Evet Asaf hastaneden çıkmış ve eve dönmüştü. Dönmüştü dönmesine de dönene kadar bize kök söktürmüştü. Bizde artık sussun diye arada gelip doktorun kontrol etmesi şartıyla eve getirmiştik.
1 hafta önce:
"Ya Asaf! Aşkım, güzel sevgilim niye inat ediyorsun? Kal 1 hafta daha burada. Benim hatırım için hı olmaz mı?"
"Ya Açi sıkılıyorum burada be güzelim. Hem sen niye ayaktasın? Daha bana dün demedin mi Asaf ağrım var diye?"
"Beni çıldırtma! Ölümden döndün be adam. Hemen nasıl kendini toparlayabilirsin ki?" Dedim ve o sinir bozukluğuyla ağlamaya başladım.

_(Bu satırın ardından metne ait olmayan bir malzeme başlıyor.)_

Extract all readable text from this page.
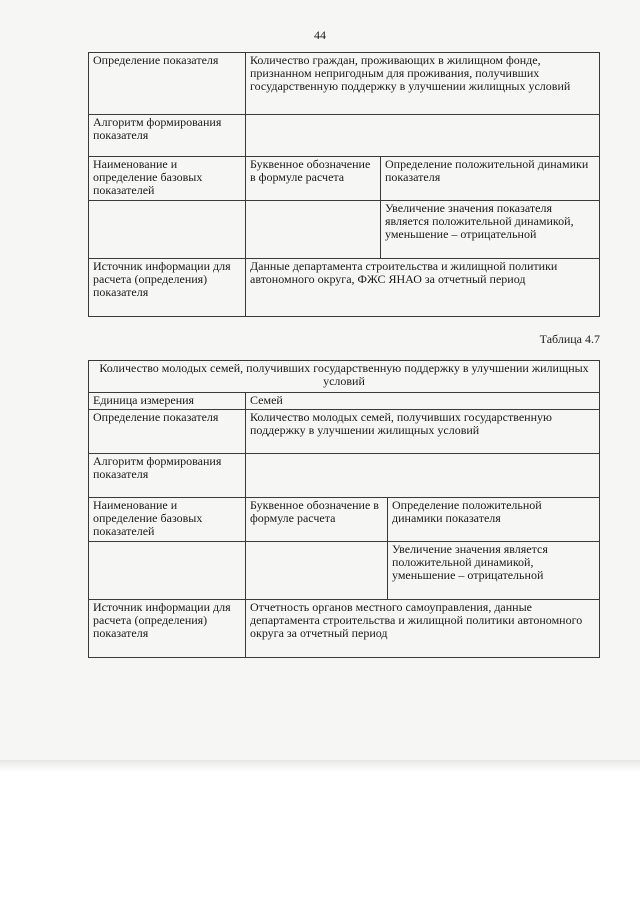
44
Определение показателя	Количество граждан, проживающих в жилищном фонде, признанном непригодным для проживания, получивших государственную поддержку в улучшении жилищных условий	
Алгоритм формирования показателя		
Наименование и определение базовых показателей	Буквенное обозначение в формуле расчета	Определение положительной динамики показателя
		Увеличение значения показателя является положительной динамикой, уменьшение – отрицательной
Источник информации для расчета (определения) показателя	Данные департамента строительства и жилищной политики автономного округа, ФЖС ЯНАО за отчетный период	
Таблица 4.7
Количество молодых семей, получивших государственную поддержку в улучшении жилищных условий		
Единица измерения	Семей	
Определение показателя	Количество молодых семей, получивших государственную поддержку в улучшении жилищных условий	
Алгоритм формирования показателя		
Наименование и определение базовых показателей	Буквенное обозначение в формуле расчета	Определение положительной динамики показателя
		Увеличение значения является положительной динамикой, уменьшение – отрицательной
Источник информации для расчета (определения) показателя	Отчетность органов местного самоуправления, данные департамента строительства и жилищной политики автономного округа за отчетный период	
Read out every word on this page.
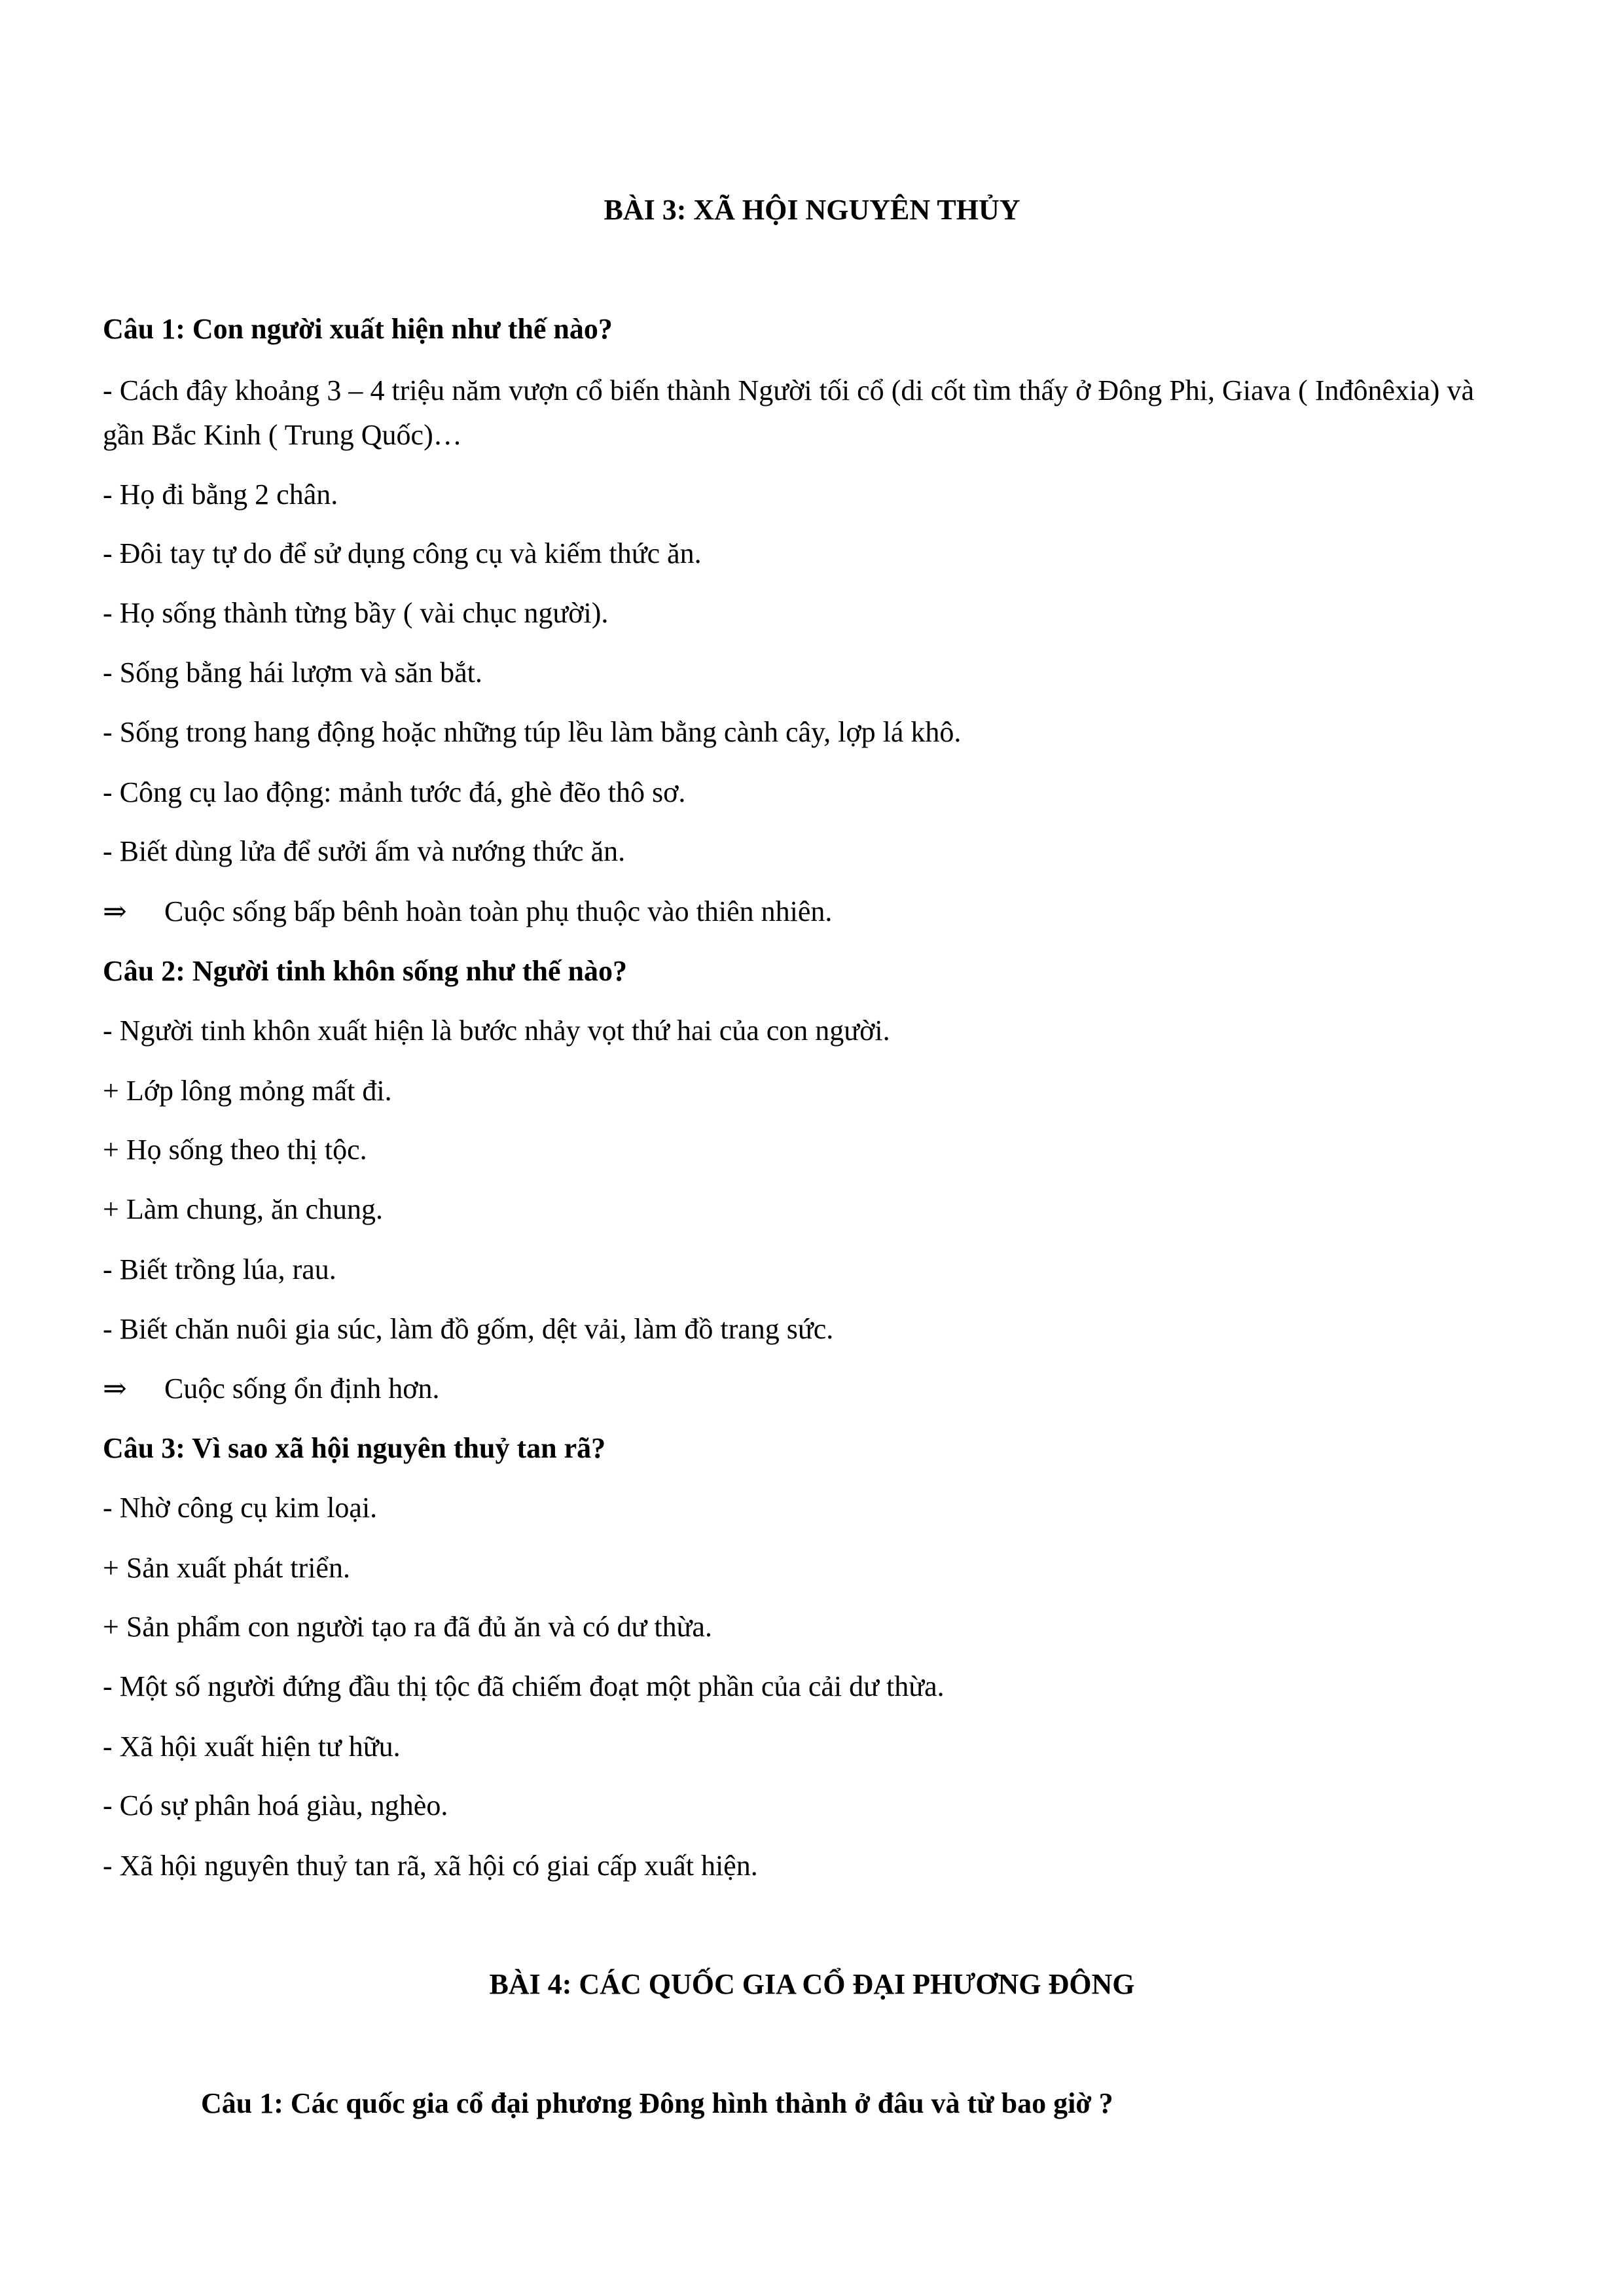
BÀI 3: XÃ HỘI NGUYÊN THỦY
Câu 1: Con người xuất hiện như thế nào?
- Cách đây khoảng 3 – 4 triệu năm vượn cổ biến thành Người tối cổ (di cốt tìm thấy ở Đông Phi, Giava ( Inđônêxia) và gần Bắc Kinh ( Trung Quốc)…
- Họ đi bằng 2 chân.
- Đôi tay tự do để sử dụng công cụ và kiếm thức ăn.
- Họ sống thành từng bầy ( vài chục người).
- Sống bằng hái lượm và săn bắt.
- Sống trong hang động hoặc những túp lều làm bằng cành cây, lợp lá khô.
- Công cụ lao động: mảnh tước đá, ghè đẽo thô sơ.
- Biết dùng lửa để sưởi ấm và nướng thức ăn.
⇒ Cuộc sống bấp bênh hoàn toàn phụ thuộc vào thiên nhiên.
Câu 2: Người tinh khôn sống như thế nào?
- Người tinh khôn xuất hiện là bước nhảy vọt thứ hai của con người.
+ Lớp lông mỏng mất đi.
+ Họ sống theo thị tộc.
+ Làm chung, ăn chung.
- Biết trồng lúa, rau.
- Biết chăn nuôi gia súc, làm đồ gốm, dệt vải, làm đồ trang sức.
⇒ Cuộc sống ổn định hơn.
Câu 3: Vì sao xã hội nguyên thuỷ tan rã?
- Nhờ công cụ kim loại.
+ Sản xuất phát triển.
+ Sản phẩm con người tạo ra đã đủ ăn và có dư thừa.
- Một số người đứng đầu thị tộc đã chiếm đoạt một phần của cải dư thừa.
- Xã hội xuất hiện tư hữu.
- Có sự phân hoá giàu, nghèo.
- Xã hội nguyên thuỷ tan rã, xã hội có giai cấp xuất hiện.
BÀI 4: CÁC QUỐC GIA CỔ ĐẠI PHƯƠNG ĐÔNG
Câu 1: Các quốc gia cổ đại phương Đông hình thành ở đâu và từ bao giờ ?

Aslında biraz da ağrım olduğu içinde. Asaf bana sarılacakken onu elimle durdurdum ve karnımı tuttum. Evet tahmin ettiğiniz gibi dikişim patlamıştı ve kanıyordu. Bende kana bakamıyordum. Bakınca bayılıyordum, ama bu sefer öyle olmadı. Çünkü Asaf görüp hemen doktoru çağırmıştı bile.
"Kendini çok kasmışsın. O yüzden patlamış. Neye sinirlendin bu kadar bakalım?"
"Hep bunun yüzünden! Öküz işte." Dedim Asafı göstererek.
"Aa üstüme iyilik sağlık. Öküzmüş. Ben ne yaptım kızım?"
"Sen susacak mısın?!"
"Tamam ya! Sustum, kızma." Doktorun bizi gülümseyerek izlediğini gördüm.
"Hadi uzanda pansumanını yenileyelim." Dedi. bende tamam diyerek uzandım ve gözlerimi kapatıp bitirmesini bekledim. Bitti dedi ve gözlerimi açtım.
"Bence sen de yatsan iyi olur. Kolay mı o kadar tırın altında kaldın. Karnın ezildi."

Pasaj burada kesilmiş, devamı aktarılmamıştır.